To edit menus, choose a template menu design to be used for both the main menu and any scenes menus. To mark the scene points for your menu, drop DVD markers on the timeline (independent of any regular markers that you used in editing). For a short disc with a few scenes, the DVD markers get turned into thumbnail buttons on the main menu, so you can play the whole movie or jump directly to those scenes. If you have a lot of scenes, you can tag the DVD markers as Scene markers, which will become buttons on a separate scene index menu.

        DVD design

Even better, you can also place Stop markers, which cause playback to immediately return to the main menu. In this way, you can divide a long timeline into two or more separate clips that play separately, mark scene points along them for the scene index menu, and also mark the clip starting points to appear as buttons on the main menu.

Premiere Elements 2.0 also opens up the template menus for further editing. Double-click in the DVD Layout window to edit title text, and use the Property window to set text properties. Also edit button text, or select the video frame to be used for the button thumbnail, and specify whether the button is a still or motion video. And add your own menu background, with a still image or motion video and audio track.

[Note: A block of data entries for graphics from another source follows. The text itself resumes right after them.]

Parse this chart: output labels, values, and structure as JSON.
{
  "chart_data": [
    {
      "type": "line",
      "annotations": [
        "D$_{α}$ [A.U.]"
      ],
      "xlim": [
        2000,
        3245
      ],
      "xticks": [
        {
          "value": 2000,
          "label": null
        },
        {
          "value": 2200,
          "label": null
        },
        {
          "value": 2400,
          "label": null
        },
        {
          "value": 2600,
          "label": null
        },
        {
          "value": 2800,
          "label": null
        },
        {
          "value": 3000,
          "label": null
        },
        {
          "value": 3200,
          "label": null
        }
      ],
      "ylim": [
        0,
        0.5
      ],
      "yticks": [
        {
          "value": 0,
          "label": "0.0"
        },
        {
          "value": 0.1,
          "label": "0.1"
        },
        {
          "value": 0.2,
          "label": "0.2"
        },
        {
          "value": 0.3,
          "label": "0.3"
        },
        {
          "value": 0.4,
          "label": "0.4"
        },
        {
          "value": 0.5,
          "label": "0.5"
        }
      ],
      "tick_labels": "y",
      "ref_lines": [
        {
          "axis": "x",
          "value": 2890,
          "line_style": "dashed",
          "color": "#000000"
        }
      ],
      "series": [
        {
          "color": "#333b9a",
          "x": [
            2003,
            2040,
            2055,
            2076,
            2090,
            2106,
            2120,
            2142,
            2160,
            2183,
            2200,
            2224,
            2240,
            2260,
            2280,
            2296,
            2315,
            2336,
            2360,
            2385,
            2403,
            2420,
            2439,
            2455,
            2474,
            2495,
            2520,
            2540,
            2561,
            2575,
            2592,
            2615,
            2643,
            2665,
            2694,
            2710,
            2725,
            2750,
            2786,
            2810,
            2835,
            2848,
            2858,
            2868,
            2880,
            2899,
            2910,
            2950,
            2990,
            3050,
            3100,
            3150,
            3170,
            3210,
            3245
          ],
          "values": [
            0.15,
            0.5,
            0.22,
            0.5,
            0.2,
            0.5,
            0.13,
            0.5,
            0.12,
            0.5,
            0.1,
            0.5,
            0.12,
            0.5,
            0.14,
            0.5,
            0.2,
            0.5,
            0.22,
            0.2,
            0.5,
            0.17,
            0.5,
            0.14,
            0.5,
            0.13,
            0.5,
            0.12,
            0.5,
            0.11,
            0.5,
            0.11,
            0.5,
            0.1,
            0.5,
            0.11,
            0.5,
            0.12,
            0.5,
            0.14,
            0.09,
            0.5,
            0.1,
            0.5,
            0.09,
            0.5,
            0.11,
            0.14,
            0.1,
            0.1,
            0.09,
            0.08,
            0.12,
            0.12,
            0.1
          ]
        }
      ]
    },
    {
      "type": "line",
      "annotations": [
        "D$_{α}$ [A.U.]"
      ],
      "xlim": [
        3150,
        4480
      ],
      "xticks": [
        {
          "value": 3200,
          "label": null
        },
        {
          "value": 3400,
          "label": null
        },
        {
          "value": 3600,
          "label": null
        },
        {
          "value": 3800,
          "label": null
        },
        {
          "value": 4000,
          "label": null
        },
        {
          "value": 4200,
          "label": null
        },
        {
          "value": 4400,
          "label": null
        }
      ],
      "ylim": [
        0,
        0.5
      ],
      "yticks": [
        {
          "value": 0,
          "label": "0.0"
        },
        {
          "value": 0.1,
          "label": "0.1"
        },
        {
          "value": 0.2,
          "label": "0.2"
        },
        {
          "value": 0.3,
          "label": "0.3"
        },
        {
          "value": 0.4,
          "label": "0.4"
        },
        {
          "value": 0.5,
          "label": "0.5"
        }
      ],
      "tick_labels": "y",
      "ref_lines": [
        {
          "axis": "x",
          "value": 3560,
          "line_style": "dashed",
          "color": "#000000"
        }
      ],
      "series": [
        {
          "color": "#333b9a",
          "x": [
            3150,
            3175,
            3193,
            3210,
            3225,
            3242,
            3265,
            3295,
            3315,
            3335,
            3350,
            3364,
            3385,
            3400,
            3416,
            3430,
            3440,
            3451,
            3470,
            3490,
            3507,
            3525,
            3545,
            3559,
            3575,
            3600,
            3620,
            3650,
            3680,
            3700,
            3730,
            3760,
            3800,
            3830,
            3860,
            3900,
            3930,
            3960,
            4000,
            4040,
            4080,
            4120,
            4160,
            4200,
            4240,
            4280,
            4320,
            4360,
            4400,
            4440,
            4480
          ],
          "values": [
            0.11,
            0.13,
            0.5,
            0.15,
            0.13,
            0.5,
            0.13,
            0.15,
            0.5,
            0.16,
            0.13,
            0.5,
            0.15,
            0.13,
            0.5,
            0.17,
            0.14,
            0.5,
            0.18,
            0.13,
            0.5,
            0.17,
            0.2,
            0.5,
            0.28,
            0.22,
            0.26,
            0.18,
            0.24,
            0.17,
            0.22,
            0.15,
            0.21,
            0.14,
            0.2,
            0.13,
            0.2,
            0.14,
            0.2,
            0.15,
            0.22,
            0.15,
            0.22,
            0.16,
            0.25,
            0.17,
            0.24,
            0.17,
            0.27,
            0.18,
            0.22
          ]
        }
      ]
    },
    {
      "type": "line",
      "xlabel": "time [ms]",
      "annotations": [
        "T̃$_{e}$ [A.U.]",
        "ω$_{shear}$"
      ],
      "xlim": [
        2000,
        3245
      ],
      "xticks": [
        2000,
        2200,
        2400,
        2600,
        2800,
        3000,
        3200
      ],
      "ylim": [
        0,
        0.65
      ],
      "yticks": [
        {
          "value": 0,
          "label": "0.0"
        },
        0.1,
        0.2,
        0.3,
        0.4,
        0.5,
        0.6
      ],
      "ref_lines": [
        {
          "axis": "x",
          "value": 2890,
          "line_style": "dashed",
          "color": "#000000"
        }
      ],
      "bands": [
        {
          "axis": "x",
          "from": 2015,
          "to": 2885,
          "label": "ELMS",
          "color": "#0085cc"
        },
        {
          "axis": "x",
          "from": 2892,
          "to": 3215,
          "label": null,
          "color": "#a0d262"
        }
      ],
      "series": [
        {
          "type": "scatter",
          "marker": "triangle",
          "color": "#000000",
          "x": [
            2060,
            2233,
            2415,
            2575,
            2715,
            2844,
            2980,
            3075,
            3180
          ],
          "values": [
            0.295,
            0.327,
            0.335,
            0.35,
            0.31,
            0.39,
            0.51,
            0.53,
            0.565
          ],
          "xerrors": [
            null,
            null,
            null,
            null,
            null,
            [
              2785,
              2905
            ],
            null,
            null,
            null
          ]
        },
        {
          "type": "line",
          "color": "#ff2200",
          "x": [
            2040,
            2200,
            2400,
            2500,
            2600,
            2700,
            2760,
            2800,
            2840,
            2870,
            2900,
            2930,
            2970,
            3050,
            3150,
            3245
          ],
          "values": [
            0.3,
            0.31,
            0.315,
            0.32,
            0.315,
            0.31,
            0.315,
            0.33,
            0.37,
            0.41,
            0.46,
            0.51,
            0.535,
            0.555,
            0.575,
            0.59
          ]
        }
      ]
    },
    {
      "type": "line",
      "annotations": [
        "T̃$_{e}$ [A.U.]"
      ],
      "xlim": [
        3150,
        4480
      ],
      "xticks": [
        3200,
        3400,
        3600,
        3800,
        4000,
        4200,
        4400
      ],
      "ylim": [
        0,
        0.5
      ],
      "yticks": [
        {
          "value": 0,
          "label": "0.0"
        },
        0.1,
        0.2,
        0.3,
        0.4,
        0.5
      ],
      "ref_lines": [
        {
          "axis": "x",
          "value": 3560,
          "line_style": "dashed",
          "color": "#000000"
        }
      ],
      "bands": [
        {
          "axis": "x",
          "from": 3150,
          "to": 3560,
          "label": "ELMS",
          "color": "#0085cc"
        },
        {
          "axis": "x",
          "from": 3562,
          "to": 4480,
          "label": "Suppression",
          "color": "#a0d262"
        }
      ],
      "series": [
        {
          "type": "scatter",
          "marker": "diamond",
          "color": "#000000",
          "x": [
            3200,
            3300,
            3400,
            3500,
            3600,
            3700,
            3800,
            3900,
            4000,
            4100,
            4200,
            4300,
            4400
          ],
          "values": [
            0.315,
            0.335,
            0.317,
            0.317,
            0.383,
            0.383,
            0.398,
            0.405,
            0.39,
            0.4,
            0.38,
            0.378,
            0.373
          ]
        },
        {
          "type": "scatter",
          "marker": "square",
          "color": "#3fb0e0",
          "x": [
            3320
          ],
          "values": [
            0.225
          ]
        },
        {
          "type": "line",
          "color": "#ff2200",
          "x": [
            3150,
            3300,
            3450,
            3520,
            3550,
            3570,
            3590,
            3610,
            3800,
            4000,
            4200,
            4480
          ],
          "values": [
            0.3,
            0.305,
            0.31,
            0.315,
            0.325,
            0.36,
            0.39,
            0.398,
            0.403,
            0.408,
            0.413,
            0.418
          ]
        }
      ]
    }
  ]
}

(For more fun, you can notice that the menu templates are just Photoshop files with naming conventions for identifying special fields (as in Adobe Encore DVD), so you can use Photoshop Elements or Photoshop CS to edit your own templates.)

Of course, you can preview your DVD from within Premiere Elements. As a bonus, you can see how your DVD will look on a TV by using the realtime previewing showing the video editing, titling and DVD menu windows played out thorough an attached USB or FireWire device.

Finally, you can burn directly to disc, or to a folder on hard disk, with support for 8.5 GB double-layer discs. By default, Premiere Elements will compress the video and audio as needed to fit the target disc size, or you can set the bitrate directly. Premiere Elements now also supports Dolby stereo audio, which compresses better to fit more stuff on disc.